11. The method of claim 8, wherein the window pane assembly is remotely rotated by an actuating means.

12. The method of claim 8, further comprising providing a glazing unit hingedly attached to the window pane assembly and which is provided with at least one pane of glass parallel to when in a closed position and having different optical properties than the at least one pane carried by the window pane assembly and rotating said glazing unit when in a closed position, together with the window pane assembly, from the first position of the window pane assembly to the second position, or vice versa.

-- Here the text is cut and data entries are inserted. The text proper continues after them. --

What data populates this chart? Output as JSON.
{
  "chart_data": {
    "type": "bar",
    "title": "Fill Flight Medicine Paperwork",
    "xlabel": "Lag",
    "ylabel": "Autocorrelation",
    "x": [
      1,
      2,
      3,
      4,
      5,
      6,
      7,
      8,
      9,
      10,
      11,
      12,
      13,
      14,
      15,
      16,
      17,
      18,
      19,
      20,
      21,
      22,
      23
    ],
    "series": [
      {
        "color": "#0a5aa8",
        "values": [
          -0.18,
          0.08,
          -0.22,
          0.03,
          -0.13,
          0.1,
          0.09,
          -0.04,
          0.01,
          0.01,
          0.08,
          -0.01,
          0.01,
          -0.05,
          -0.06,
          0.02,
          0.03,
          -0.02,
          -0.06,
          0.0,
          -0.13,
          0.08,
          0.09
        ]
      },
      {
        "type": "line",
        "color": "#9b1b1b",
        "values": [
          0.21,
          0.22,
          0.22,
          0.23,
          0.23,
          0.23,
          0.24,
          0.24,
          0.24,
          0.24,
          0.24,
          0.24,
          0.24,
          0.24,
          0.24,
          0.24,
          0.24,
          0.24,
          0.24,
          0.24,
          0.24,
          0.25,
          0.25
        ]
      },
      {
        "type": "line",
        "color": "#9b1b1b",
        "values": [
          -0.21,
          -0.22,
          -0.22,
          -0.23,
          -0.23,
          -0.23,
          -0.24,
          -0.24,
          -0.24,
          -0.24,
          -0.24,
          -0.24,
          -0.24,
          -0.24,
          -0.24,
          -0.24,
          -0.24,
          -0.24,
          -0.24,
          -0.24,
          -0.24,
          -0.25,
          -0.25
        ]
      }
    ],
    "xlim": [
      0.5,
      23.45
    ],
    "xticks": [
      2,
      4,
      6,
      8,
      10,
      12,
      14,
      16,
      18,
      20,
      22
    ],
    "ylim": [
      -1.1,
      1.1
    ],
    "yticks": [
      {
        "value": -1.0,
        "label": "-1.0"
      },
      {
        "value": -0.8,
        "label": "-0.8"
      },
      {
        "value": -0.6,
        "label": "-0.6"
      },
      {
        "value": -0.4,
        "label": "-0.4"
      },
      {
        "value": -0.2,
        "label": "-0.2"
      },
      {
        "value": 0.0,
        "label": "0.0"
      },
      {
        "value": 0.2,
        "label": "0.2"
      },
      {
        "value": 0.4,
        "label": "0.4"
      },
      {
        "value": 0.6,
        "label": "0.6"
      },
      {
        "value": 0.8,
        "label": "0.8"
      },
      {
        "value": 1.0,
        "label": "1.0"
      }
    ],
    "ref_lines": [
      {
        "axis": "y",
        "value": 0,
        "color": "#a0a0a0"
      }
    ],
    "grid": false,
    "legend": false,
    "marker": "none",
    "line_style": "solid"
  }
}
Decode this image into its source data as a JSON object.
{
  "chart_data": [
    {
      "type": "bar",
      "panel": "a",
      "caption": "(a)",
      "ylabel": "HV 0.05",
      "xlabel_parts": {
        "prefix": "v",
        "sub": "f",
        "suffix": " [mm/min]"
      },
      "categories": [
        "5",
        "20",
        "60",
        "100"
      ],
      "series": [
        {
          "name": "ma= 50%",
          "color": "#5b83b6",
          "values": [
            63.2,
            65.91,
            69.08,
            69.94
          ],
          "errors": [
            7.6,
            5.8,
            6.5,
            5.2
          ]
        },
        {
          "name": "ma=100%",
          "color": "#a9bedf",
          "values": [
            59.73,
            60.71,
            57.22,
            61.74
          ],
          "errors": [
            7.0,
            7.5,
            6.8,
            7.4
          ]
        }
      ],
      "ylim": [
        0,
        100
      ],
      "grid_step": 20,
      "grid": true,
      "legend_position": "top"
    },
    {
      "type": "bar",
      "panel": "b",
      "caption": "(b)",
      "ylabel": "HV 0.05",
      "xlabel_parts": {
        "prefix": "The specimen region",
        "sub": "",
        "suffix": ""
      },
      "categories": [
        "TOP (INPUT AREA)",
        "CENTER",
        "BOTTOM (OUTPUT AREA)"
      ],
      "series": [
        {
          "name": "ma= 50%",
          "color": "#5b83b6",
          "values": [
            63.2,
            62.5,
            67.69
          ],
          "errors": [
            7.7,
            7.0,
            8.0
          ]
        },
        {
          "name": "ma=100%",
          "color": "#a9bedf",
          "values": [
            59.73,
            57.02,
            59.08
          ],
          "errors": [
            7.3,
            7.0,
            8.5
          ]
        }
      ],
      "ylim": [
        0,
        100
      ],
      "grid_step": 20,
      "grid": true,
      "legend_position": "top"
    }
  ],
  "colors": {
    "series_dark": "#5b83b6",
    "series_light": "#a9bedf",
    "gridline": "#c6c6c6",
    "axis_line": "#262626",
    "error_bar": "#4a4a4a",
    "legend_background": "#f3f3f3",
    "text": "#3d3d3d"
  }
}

13. The method of claim 12, wherein the glazing unit is exteriorly disposed at a first position during a summer mode and interiorly disposed during a winter mode at a second position relative to the at least one pane carried by the window pane assembly.

14. The method of claim 13, wherein the at least one pane of glass provided with the glazing unit is heated by solar radiation and subsequently releases energy to the inside during the winter mode by long-wave radiation or by convective heating.

15. The method of claim 13, wherein energy absorbed by the at least one pane of glass provided with the glazing unit is released to the outside during the summer mode by convection or by long wave radiation.

16. The method of claim 12, wherein the window pane assembly is rotated by means of a microprocessor to facilitate rotation of the window pane assembly from the first position to the second position, or vice versa, in response to predetermined sensed conditions of illumination and/or temperature.